Ханна никак не могла решиться довериться тому чувству, которое она питала к Томасу. Она стеснялась. У нее еще сохранялись остатки романтической сентиментальности, в ее возрасте казавшиеся уже смешными, и хотя она это знала, ей очень хотелось, чтобы молодой человек оказался исключительно порядочным. Она не хотела отдаваться по глупости, предпочитала быть уверенной. Оберегая свою девственность, словно маленькую бесценную шкатулку, она не намеревалась все разрушить при первом же смятении чувств. Однако Ханна чувствовала, что ее отношения с Томасом не мимолетная интрижка. Возможно, именно он и есть порядочный. Точно, это он.
Талита, поправляя волосы, заметила в зеркале озабоченный вид приятельницы и, отложив расческу, повернулась к ней.
— Ты его любишь? — спросила она.
— Да.
— Так же, как молочный коктейль с клубникой и сливками у Фреда?
— Тали!
— Так же?
— Это несравнимо!
— Ты за него готова душу продать. Ты будешь пить его даже в постели, полной тараканов, если тебе его поднесут! Ну? Так же, как молочный коктейль с клубникой и сливками?
— Гораздо больше.
— Тогда вперед. Подари ему свою первую кровь.
Ханна улыбнулась.
— А ты так на это решилась? Сравнив с твоим любимым блюдом?
— Нет, я хотела найти чувака, которого бы мой отец точно возненавидел, и отдала ему всю себя.
— Стивен?
Талита вскинула брови и покачала головой, словно говоря, что ее подружка попала пальцем в небо.
— Что ты, все случилось гораздо раньше. Его звали Спайдер.
Ханна фыркнула.
— Какое же это имя!
— Разумеется, это не имя, поэтому я и не вышла за него. Его так прозвали, думаю, из-за его тачки[2]. Но я не могу его забыть, потому что в его драндулете мы это и сделали.
— В машине? А как же романтика?
— А ты что, сможешь заняться этим у себя дома, когда за стенкой храпит твой старик?
Ханна пожала плечами.
— Нет, конечно, нет.
— Поверь мне, это лучше, чем жалкая комнатушка в придорожном мотеле. Короче говоря, у Спайдера имелся отличный автомобиль, но это единственная вещь, которой он мог распоряжаться. Здоровенная тачка, немножко похоти. Надеюсь, твой парень все обставит лучше.
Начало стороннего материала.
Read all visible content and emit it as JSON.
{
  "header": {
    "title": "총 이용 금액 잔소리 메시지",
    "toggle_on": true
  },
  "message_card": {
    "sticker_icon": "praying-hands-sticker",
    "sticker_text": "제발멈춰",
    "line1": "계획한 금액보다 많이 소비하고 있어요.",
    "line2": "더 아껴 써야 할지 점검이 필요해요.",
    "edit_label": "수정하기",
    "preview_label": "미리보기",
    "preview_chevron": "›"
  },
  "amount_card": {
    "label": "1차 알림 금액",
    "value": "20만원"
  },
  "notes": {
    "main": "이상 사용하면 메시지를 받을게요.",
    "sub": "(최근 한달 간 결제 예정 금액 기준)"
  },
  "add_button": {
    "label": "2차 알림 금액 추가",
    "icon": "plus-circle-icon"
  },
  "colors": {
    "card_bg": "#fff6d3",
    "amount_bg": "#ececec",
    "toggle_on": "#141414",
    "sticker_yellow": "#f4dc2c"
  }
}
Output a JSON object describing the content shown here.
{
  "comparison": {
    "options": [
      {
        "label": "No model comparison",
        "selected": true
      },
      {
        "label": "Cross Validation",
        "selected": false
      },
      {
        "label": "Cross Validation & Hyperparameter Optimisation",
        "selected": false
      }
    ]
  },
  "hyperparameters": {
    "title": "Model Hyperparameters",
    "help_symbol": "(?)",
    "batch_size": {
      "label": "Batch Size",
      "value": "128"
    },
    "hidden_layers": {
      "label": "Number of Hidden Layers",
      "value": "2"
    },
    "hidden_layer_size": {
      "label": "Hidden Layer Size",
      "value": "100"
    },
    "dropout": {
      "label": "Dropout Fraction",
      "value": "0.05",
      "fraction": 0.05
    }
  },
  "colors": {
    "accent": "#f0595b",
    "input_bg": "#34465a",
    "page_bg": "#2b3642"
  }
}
Что у него за тачка?
— Старый раздолбанный шевроле.
— О-о! Тогда, милочка, ты получишь массу удовольствия. Я тебя люблю.
И лукаво подмигнув Ханне, Талита направилась в сторону зала. Дойдя до конца раздевалки, она повернулась к девушке.
— Ты познакомишь его с семьей?
— Нет.
— Тебе придется это сделать. Если ты его по-настоящему любишь, они, в конце концов, все узнают, а история любви, начавшаяся с семейной вражды, никогда хорошо не кончается, поверь моему опыту.
Глядя вслед подруге, Ханна вздохнула. Проблема заключалась именно в этом. Ингмар никогда не примет Томаса. Для него сама мысль о том, что когда-нибудь младшая дочь покинет ферму ради другого мужчины, изначально казалась неудобоваримой, а после случая с единственным сыном Ларсом он ни за что не потерпит, чтобы она вышла замуж за еврея. Его маленькой Ханны достоин только добропорядочный лютеранин. Ссоры, то и дело вспыхивавшие между лютеранами и методистами, выводили из себя, но они, по крайней мере, затрагивали отношения протестантов между собой. Ввести же в семью еврея приравнивалось к объявлению войны, ни больше ни меньше. Смешать кровь, почему бы и нет, перемешать национальности или, на худой конец, общественные классы, но только не религии. К Богу ведет только одна дорога.
В черной тканевой куртке с рукавами из белой кожи Томас ждал ее возле кинотеатра, волосы его блестели от помады. Завидев Ханну, переходившую через дорогу, он явно обрадовался: глаза его широко раскрылись, щеки покраснели, словно освещая его изнутри, а улыбка выплеснула всю радость мира. Он преподнес ей коротко срезанную розу с упрятанной в нее булавкой, чтобы приколоть цветок на бретельку ее платья. Довольно неуклюжий, он натужно смеялся, однако умел заботиться о ней: оплачивал ее билет, держал дверь, чтобы она могла пройти первой, покупал ей попкорн, и всегда ждал, когда она сядет на откидное кресло, и только потом садился сам. Во время рекламы они обычно болтали ни о чем, касаясь друг друга локтями и коленями, а когда начинался фильм, Томас робко клал свою руку на руку Ханны, и та тотчас сплетала его пальцы со своими.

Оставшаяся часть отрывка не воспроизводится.